Just FYI that this is low priority and we’re not blocked by anything:
We have had some headaches exporting heavily-annotated VCFs from Hail to Elasticsearch - during the export, Yarn shuts down a container for using too much memory, with a standard ERR_SPARK_FAILED_YARN_KILLED_MEMORY error and stack trace. Following Google/StackOverflow, upping the
spark.executor.memoryOverhead to something more like 15-20% of the
spark.executor.memory value appears to solve the problem. I have started using 20% without any appreciable impact on the executors during the analysis tasks.
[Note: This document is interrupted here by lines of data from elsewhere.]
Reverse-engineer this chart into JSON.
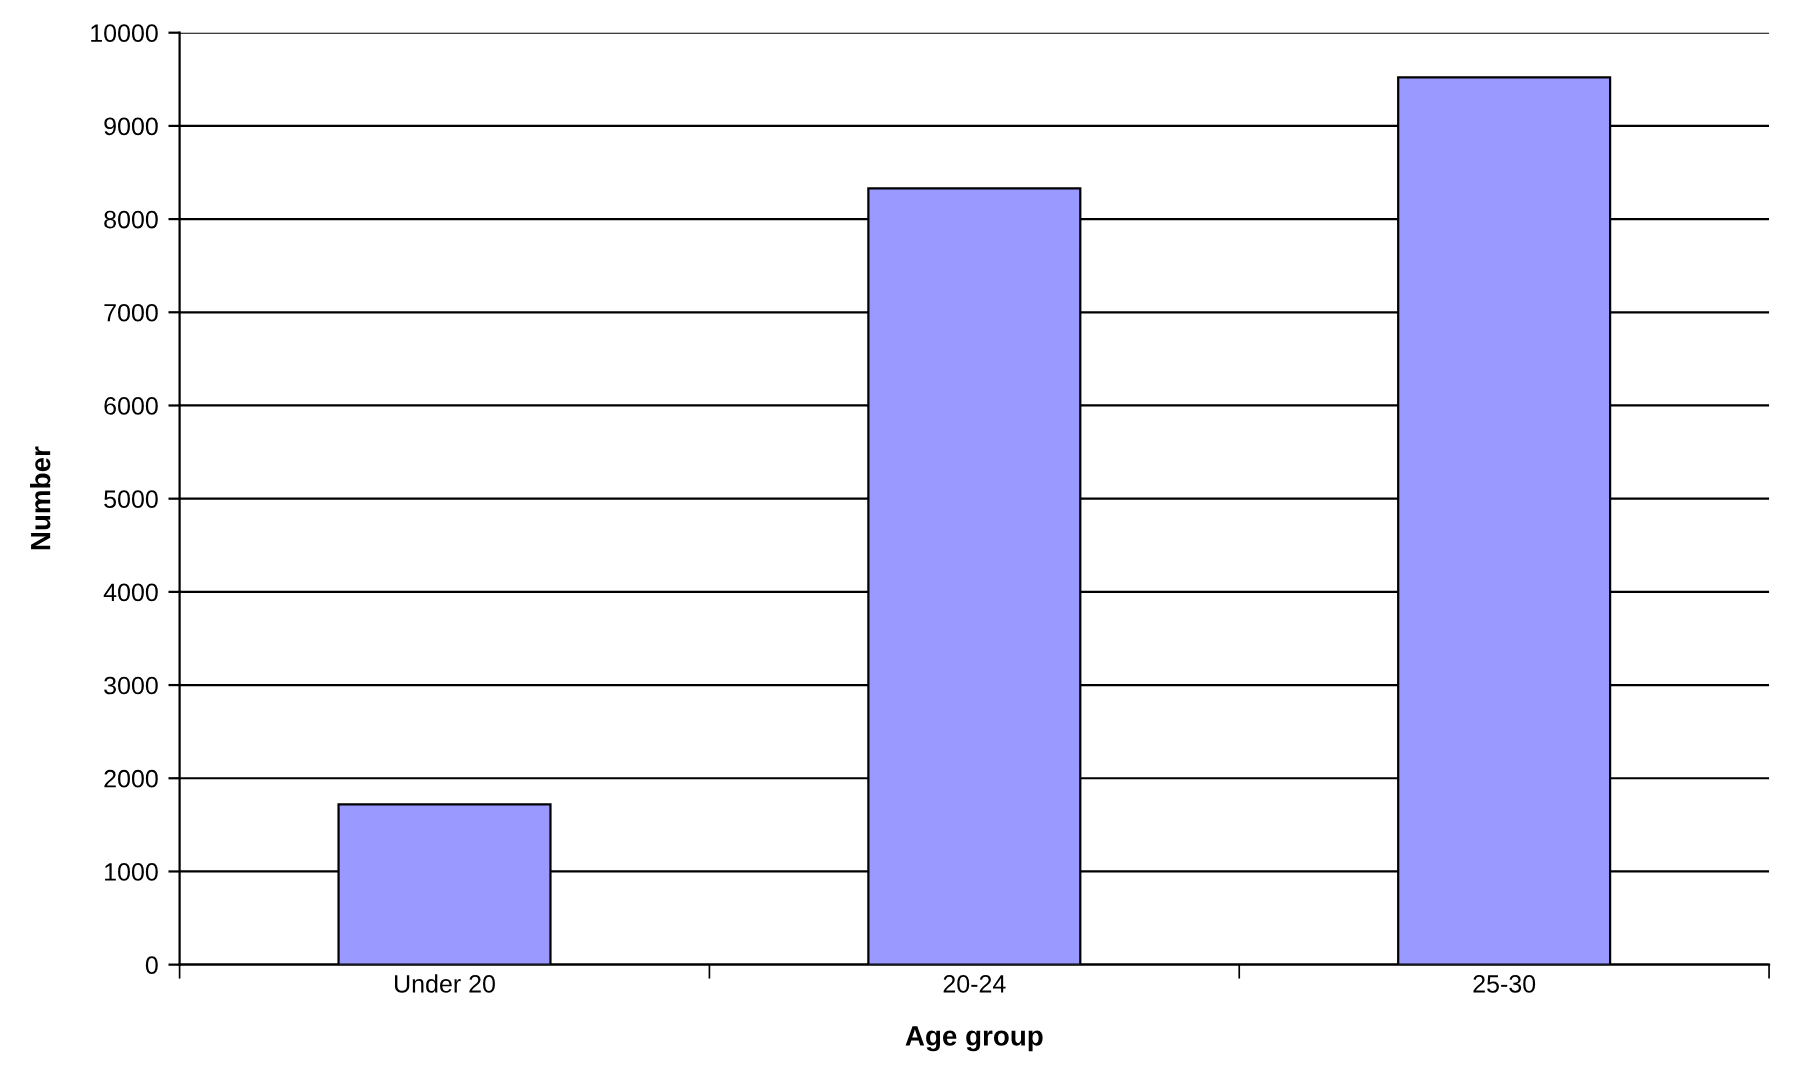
{
  "chart_data": {
    "type": "bar",
    "xlabel": "Age group",
    "ylabel": "Number",
    "categories": [
      "Under 20",
      "20-24",
      "25-30"
    ],
    "values": [
      1720,
      8330,
      9520
    ],
    "color": "#9999ff",
    "ylim": [
      0,
      10000
    ],
    "yticks": [
      0,
      1000,
      2000,
      3000,
      4000,
      5000,
      6000,
      7000,
      8000,
      9000,
      10000
    ],
    "grid": "y"
  }
}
Very naively this makes some sense to me: for complex documents it’s possible to exceed the default 10% memoryOverhead that Spark reserves to other JVM processes, namely the Elasticsearch-connector. But I am not sure about any of this; all I did was Google and try out different Spark configurations. Changing the memory overhead makes me a bit nervous, so I just want to check that this is a reasonable change to the default cluster configuration for a workflow like this, and that there aren’t any obvious negative impacts I’m missing.
This is Hail 0.2, 150 cores at 27g, 4 cpu. Before the export I persisted the tables - could this be a problem? During the analysis tasks, I didn’t notice “too many” unsorted shuffle warnings (given that I am doing a lot of joins), ugly GC pauses, huge resource spikes, etc. Regardless I would have expected that to be cleaned up during persistence.